On Wednesday night Moscow police detained 15 armed Islamic terrorists, members of the outlawed extremist organization At-Takfir Wal-Hijra. They were armed with three explosive devices, handguns, hand grenades, cartridges and extremist literature.

The police traced the terrorists after detaining a number of members of ethnic criminal communities that had given money to buy weapons and explosives for the now arrested fanatics. The terrorist group consisted of natives of the North Caucasus republics of Chechnya, Dagestan and Ingushetia, and also of Turkmenistan. According to the police, they had been recruiting new members, including Slavs (neophytes), for their further conversion to Islam. The police have found out that at least one of the group's members had come to Moscow from an Arab state, where he had had a long course in Islam. He established a jamaat (underground organization) in Moscow and recruited some natives of the North Caucasus, Transcaucasia, Central Asia and also ethnic Russians.

The arrested criminals had committed a number of thefts, robberies and other felonies, including the trafficking of banned drugs and smoking blends. They sold the stolen items in the North Caucasus and used the cash raised to buy weapons and explosives.

This has not been the first detention of extremists in Moscow recently. A member of the At-Takfir Wal-Hijra, who is believed to have recruited several young women, was arrested in the Moscow Region’s town of Balashikha on November 5. Last Thursday police in cooperation with the Russian federal security service FSB detained an ethnic criminal group specializing in illegal banking transactions. The criminals financed militants’ operations.

The At-Takfir Wal-Hijra was established in Egypt in early 1970s. It is one of the most militant of the international Islamic terrorist groups. The organization advocates total split from the modern Islamic society, which it considers heretic. The members of the group are to sever any links with society and the state. They are prohibited from maintaining relationships with people recognized as infidels. In September 2010 the Supreme Court of Russia ruled At-Takfir Wal-Hijra was an extremist group and banned its operations in Russia.

Such organizations are dangerous in that they are “a platform for terrorism”, the Director of the Middle East Institute, Yevgeny Satanovsky, is quoted by the Novye Izvestia daily as saying. He believes Islam's radicalization in Russia “has gone extremely far, though not as far as in Europe, which has to deal with extremists from Pakistan, Arab countries and Africa.”

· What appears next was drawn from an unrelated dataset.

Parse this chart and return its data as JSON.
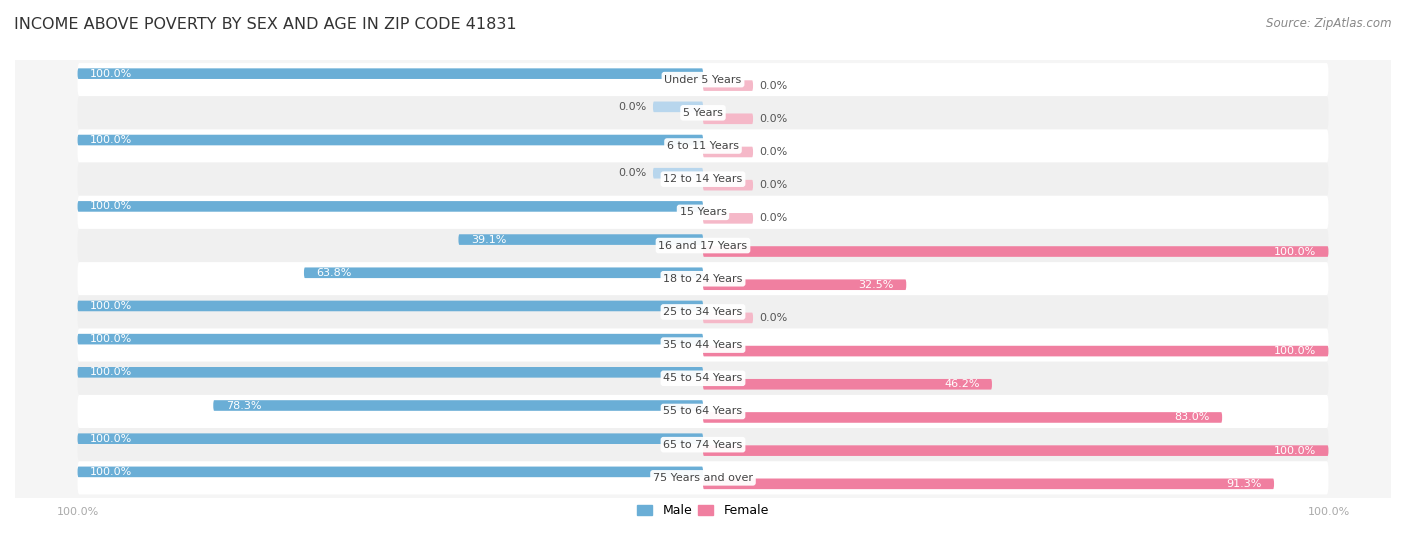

“Ten years ago the At-Takfir Wal-Hijra was hardly heard of in the territory of the former USSR, but about five years ago reports came out some affiliates emerged in a number of the CIS countries,” the head of the Center for Asia and the Middle East at the Russian Institute for Strategic Studies, Yelena Suponina, is quoted by the Nezavisimaya Gazeta daily as saying. She believes the detained are not linked to the Egyptian chapter of the At-Takfir Wal-Hijra - they “just use the name of one of the well-known radical Arab organizations.”

“The organization’s active operations are the reason for concern,” Middle East expert Semyon Bagdasarov said on the Kommersant FM radio station. One or two hundreds of militants can pose a real danger to the national security, he believes. Furthermore, “they are actively promoting Islam not only among Muslims, but also among non-Muslim population.”

The expert is sure countermeasures against such radical militants should be redoubled: “There is already a Salafist ideology that served as the basis of Takfirism - the most extreme form of Salafism. These groups have to be fought with now. Otherwise they will grow far and wide tomorrow.”

Growing extremist activity in Russia is a reaction to the events in Syria, Bagdasarov believes.

“By the most conservative estimates, out of the 70,000 - 80,000 militants fighting against the Syrian government 30,000 - 40,000 are radical Islamic terrorists, including Takfiris, among them some Russians and citizens of other CIS countries.”

“They will come back, they are coming back already,” the expert warned. “We have carried out no active ideological work against radical Islam over the past two decades. We have merely reacted to the consequences of terror attacks. Now we are reaping what we sowed.